I feel like I’ve run out of words.
I have the beginnings of a migraine, have a mountain of work to do and time is dragging.
And I’m tired.
All the above are signs of someone who hasn’t had enough sleep and who is just plain out of reserves.SN parents reading this will recognise that those reserves were used up years ago, and decent sleep hasn’t been had in months if not years.
Today is one of those days when things are just harder than usual.
This week, my brother and his partner have taken their children away camping for a week.
The kids were bubbling over with excitement on Saturday as they piled into the car waiting to leave.
I love those kids, but with all the building work going on and additional stress that brings with it, I’m just a little more sensitive than usual.
Hearing my 3-year-old nephew chatting away excitedly to his toys made me smile but then turn away quickly so the tears wouldn’t be noticed.
At 3 years old, he has already far overtaken my boy developmentally.
At 7 years old my son is becoming too heavy to lift comfortably.His Dad can do so, but even he is starting to struggle.
All children reach a size where their parents are unable to lift them easily, it’s just that for most of the time those children are able to stand and walk on their own.

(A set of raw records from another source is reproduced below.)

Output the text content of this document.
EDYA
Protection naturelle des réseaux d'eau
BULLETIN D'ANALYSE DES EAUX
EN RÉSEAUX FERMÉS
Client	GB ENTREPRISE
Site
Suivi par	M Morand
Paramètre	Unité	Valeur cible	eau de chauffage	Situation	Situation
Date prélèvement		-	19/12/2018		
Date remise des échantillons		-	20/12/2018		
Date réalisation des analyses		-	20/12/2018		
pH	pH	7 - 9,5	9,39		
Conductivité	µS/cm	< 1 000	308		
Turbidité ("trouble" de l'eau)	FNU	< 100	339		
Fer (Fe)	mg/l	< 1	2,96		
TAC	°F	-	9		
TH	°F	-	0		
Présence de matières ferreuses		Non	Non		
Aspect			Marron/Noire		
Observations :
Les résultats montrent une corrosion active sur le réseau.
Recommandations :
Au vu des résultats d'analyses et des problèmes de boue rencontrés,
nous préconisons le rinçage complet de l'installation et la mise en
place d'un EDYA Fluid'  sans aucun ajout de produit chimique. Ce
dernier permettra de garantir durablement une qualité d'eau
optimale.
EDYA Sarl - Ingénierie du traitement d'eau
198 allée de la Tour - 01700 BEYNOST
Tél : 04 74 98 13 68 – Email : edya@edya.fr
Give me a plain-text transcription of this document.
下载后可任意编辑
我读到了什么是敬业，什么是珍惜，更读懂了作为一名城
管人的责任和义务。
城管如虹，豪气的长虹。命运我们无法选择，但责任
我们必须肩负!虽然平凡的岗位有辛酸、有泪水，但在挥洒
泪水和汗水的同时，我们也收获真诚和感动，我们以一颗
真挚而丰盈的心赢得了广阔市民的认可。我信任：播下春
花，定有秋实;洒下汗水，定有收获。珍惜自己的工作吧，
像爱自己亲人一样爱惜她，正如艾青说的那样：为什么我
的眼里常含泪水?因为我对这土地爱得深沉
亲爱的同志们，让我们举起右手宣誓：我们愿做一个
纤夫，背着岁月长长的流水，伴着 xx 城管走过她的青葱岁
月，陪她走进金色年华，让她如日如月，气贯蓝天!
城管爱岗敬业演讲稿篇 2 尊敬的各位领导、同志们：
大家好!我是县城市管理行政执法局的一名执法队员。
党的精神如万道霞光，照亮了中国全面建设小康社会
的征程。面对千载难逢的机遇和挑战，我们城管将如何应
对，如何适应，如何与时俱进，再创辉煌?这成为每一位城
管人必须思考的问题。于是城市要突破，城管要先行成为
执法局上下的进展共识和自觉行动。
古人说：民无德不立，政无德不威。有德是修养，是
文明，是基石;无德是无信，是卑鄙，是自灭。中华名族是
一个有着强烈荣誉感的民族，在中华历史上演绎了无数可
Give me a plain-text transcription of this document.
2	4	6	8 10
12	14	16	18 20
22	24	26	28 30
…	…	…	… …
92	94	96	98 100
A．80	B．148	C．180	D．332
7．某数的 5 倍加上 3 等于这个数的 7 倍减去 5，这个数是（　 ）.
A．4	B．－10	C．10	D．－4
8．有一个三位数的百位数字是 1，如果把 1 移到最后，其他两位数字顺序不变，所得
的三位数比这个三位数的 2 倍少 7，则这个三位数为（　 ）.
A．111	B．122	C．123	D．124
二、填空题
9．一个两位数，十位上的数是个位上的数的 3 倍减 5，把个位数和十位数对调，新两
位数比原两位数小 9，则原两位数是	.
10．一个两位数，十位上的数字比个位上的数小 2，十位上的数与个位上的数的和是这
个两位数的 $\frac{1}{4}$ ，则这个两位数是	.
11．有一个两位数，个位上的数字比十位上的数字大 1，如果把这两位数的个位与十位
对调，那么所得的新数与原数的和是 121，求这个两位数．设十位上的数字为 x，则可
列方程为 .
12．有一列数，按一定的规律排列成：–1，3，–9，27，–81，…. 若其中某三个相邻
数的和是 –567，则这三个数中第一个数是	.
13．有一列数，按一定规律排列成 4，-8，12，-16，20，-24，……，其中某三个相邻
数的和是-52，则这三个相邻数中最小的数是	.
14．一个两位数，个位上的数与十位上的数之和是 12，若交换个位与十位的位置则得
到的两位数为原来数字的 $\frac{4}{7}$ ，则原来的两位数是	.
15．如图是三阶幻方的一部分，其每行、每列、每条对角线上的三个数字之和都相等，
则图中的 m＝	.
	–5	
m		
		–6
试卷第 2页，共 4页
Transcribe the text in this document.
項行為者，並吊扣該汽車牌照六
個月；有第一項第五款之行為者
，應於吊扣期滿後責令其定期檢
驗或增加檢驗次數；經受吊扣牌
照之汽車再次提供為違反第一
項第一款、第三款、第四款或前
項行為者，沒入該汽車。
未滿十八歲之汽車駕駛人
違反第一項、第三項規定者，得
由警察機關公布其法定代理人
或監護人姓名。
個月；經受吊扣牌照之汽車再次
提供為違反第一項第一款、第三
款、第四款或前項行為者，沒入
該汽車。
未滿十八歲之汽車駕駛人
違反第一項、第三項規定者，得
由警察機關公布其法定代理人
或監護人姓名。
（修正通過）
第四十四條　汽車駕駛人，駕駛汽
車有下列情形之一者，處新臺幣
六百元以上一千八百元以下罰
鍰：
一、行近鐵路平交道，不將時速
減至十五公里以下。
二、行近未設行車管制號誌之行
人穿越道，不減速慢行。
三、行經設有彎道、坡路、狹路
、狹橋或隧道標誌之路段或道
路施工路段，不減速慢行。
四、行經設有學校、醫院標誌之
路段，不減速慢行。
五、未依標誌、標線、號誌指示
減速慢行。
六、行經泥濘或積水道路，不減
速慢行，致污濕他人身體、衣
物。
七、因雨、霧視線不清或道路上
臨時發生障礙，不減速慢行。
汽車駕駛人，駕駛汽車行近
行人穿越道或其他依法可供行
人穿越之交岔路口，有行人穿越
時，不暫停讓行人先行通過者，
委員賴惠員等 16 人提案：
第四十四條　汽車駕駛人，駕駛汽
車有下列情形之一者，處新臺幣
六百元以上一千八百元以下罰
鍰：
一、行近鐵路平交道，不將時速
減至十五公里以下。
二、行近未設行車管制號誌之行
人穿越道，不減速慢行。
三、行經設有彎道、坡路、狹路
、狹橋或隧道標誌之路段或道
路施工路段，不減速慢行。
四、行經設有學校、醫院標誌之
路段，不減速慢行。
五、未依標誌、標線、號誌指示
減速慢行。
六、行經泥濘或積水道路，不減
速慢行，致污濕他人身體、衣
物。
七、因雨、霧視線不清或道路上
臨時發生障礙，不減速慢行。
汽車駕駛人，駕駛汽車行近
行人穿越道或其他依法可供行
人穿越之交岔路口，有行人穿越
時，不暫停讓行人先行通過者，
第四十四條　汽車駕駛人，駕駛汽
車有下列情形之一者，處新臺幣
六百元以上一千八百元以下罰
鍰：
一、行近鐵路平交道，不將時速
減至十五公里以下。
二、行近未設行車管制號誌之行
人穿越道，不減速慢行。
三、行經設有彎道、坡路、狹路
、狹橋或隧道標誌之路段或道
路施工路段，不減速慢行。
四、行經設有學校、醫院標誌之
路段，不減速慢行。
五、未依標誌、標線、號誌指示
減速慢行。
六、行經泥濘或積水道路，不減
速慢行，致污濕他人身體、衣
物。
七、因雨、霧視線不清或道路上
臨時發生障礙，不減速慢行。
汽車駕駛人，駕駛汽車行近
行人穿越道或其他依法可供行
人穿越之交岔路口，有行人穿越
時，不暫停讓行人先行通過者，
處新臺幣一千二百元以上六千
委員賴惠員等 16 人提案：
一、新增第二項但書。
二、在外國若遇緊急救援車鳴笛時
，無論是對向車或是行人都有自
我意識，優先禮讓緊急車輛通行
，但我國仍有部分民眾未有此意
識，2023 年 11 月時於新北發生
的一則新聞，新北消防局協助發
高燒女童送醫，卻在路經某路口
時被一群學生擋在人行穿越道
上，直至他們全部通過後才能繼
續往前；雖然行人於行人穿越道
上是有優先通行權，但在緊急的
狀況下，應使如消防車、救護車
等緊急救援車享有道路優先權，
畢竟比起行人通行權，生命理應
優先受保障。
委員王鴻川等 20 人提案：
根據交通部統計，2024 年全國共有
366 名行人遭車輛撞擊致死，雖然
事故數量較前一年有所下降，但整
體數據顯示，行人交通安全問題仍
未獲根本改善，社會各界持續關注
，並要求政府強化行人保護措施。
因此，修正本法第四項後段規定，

For us, the realisation that our boy is getting so tall is a double edged sword – it’s something we didn’t dare hope for when he was a baby, yet it’s a reminder that while he continues to grow normally, his abilities are unable to keep up.
I thought I’d reached a level of acceptance where seeing developmentally normal, healthy children wouldn’t break my heart quite so much anymore.
People tend to try and make you feel better by reminding you of how wonderful YOUR child is, and how much they have achieved despite prognoses, disabilities, illness… believe me, my grief at what my son has and will miss out on in no way means I love him any less.
I love that child fiercely and celebrate every achievement no matter how small, because it has been hard won.